Friday, 27 April 2012

Lessons learned from the dying

Ask anyone how they would prefer to die, and the answer always comes back, “Peacefully, in my sleep.”
Bronnie Ware shares the lessons she has learned
from of working with the dying in her new book
The Top Five Regrets of the Dying

No one knows this more than Bronnie Ware. After many years spent working in palliative care, tending to the needs of the dying, she was moved enough to share her experiences in a blog called The Top Five Regrets of the Dying.

The article became an internet phenomenon, and was read by more than three million people around the globe in its first year. So many requests flooded in from people wanting to know more about her experiences, that she has put them together in a personal story called The Top Five Regrets of the Dying: A Life Transformed by the Dearly Departing.
The author, who has also had a fairly colourful and diverse past herself, shows that it is possible for all of us, if we make the right choices, to die with peace of mind. In this book, she highlights the impact of these regrets and shows how we can positively address these issues while we still have the time.

Here are the top five regrets of the dying, as witnessed by Bronnie Ware:
1.   I wish I'd had the courage to live a life true to myself, not the life others expected of me.
"This was the most common regret of all. When people realize that their life is almost over and look back clearly on it, it is easy to see how many dreams have gone unfulfilled. Most people had not honoured even a half of their dreams and had to die knowing that it was due to choices they had made, or not made. Health brings a freedom very few realize, until they no longer have it."

2.   I wish I hadn't worked so hard.
"This came from every male patient that I nursed. They missed their children's youth and their partner's companionship. Women also spoke of this regret, but as most were from an older generation, many of the female patients had not been breadwinners. All of the men I nursed deeply regretted spending so much of their lives on the treadmill of a work existence."

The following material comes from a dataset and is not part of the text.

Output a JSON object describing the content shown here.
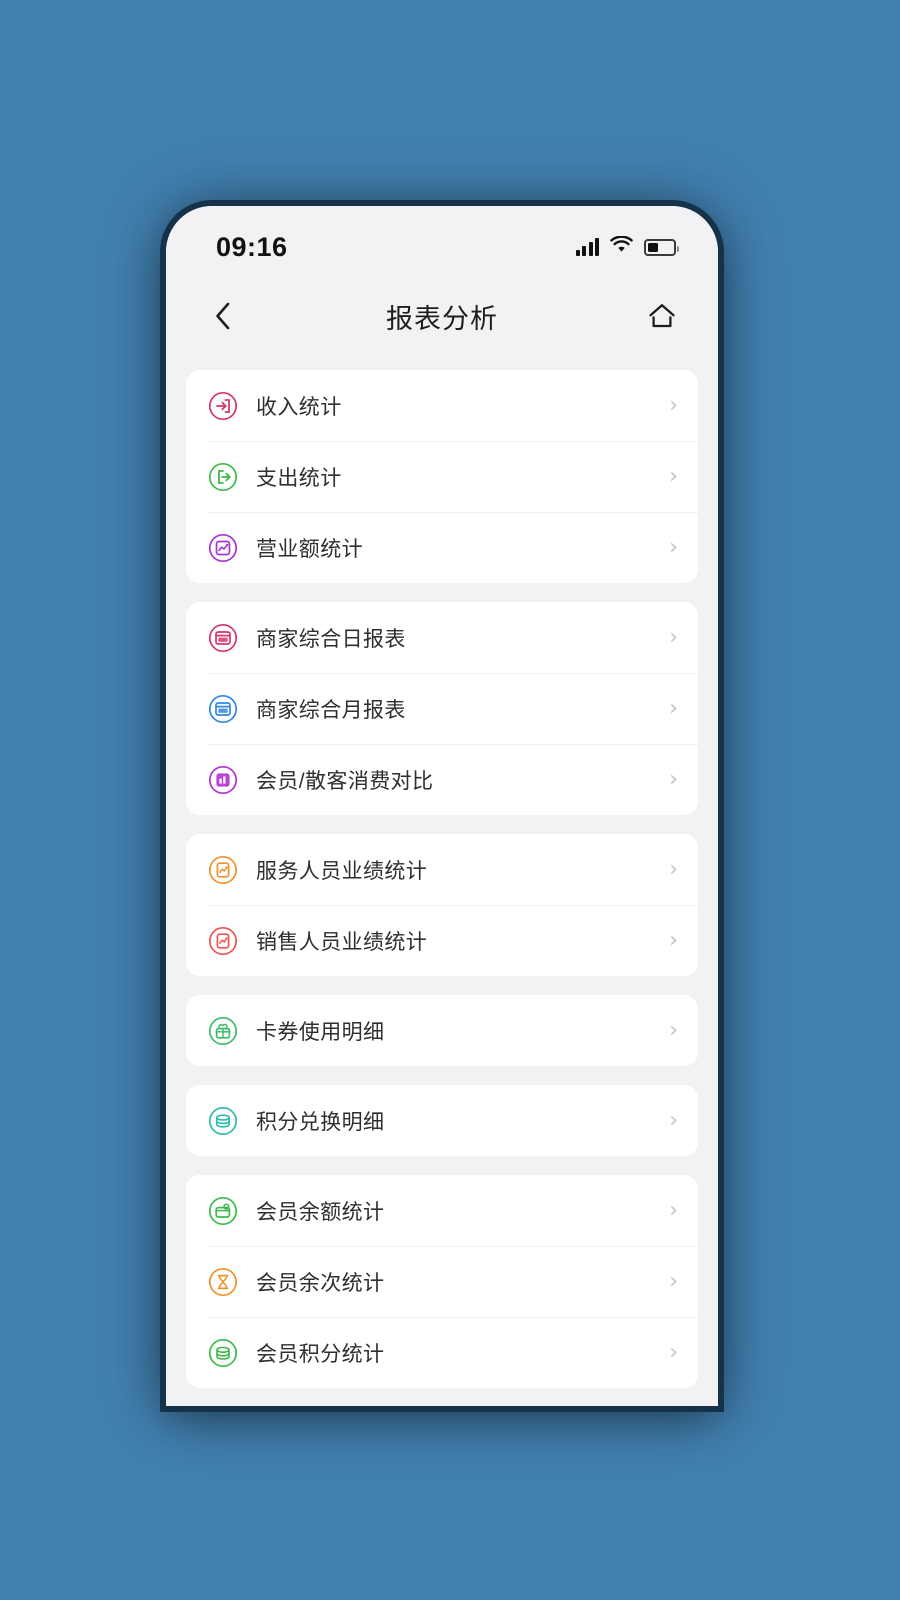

3.   I wish I'd had the courage to express my feelings.
"Many people suppressed their feelings in order to keep peace with others. As a result, they settled for a mediocre existence and never became who they were truly capable of becoming. Many developed illnesses relating to the bitterness and resentment they carried as a result."

4.   I wish I had stayed in touch with my friends.
"Often they would not truly realize the full benefits of old friends until their dying weeks and it was not always possible to track them down. Many had become so caught up in their own lives that they had let golden friendships slip by over the years. There were many deep regrets about not giving friendships the time and effort that they deserved. Everyone misses their friends when they are dying."

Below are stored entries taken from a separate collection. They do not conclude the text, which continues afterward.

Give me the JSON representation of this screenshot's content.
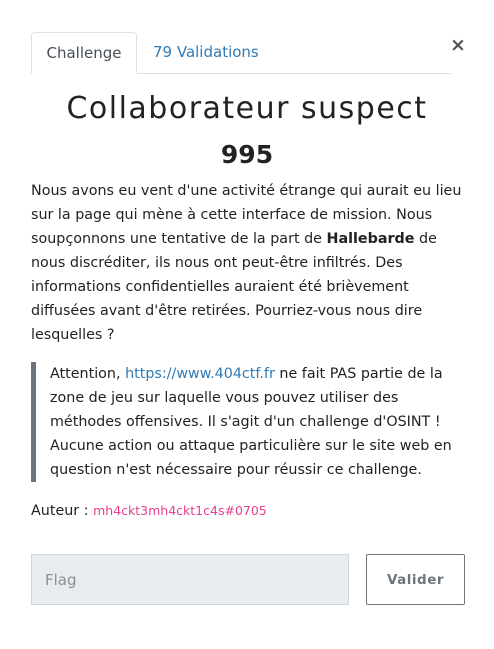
{
  "close": {
    "glyph": "×"
  },
  "tabs": [
    {
      "label": "Challenge",
      "active": true
    },
    {
      "label": "79 Validations",
      "active": false
    }
  ],
  "challenge": {
    "title": "Collaborateur suspect",
    "points": "995",
    "description": {
      "part1": "Nous avons eu vent d'une activité étrange qui aurait eu lieu sur la page qui mène à cette interface de mission. Nous soupçonnons une tentative de la part de ",
      "bold": "Hallebarde",
      "part2": " de nous discréditer, ils nous ont peut-être infiltrés. Des informations confidentielles auraient été brièvement diffusées avant d'être retirées. Pourriez-vous nous dire lesquelles ?"
    },
    "notice": {
      "prefix": "Attention, ",
      "link": "https://www.404ctf.fr",
      "suffix": " ne fait PAS partie de la zone de jeu sur laquelle vous pouvez utiliser des méthodes offensives. Il s'agit d'un challenge d'OSINT ! Aucune action ou attaque particulière sur le site web en question n'est nécessaire pour réussir ce challenge."
    },
    "author_label": "Auteur : ",
    "author": "mh4ckt3mh4ckt1c4s#0705"
  },
  "form": {
    "flag_value": "",
    "flag_placeholder": "Flag",
    "submit_label": "Valider"
  },
  "colors": {
    "link": "#2f7bb6",
    "author": "#e83e8c",
    "quote_border": "#6c757d",
    "input_bg": "#e9ecef"
  }
}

5.   I wish that I had let myself be happier.
"This is a surprisingly common one. Many did not realize until the end that happiness is a choice. They had stayed stuck in old patterns and habits. The so-called 'comfort' of familiarity overflowed into their emotions, as well as their physical lives. Fear of change had them pretending to others, and to their selves, that they were content, when deep within, they longed to laugh properly and have silliness in their life again."

If ever there was a rallying call to “Seize the day", then it's here in this book.


  1. I am happy to say that at the moment I do not relate to any of these regrets, except maybe loosing touch with friends. I hope this stays the same as I grow older and have more responsibilities

  2. Good for you, Natasha. Sometimes it's easier to just go with the flow and, before you know it, another decade has passed. I think the message in Bronnie Ware's book is to get off the hamster wheel and live life to the full.

  3. We all say that we wish we didn't work so hard, yet how many people would keep their jobs if they slacked off? The more I think about it, the more I think that working full time on site is completely antithetical to actually enjoying life. It hasn't been easy going freelance, but I'm so much happier now that I'm not expected to stick around an office just so upper management can look at me.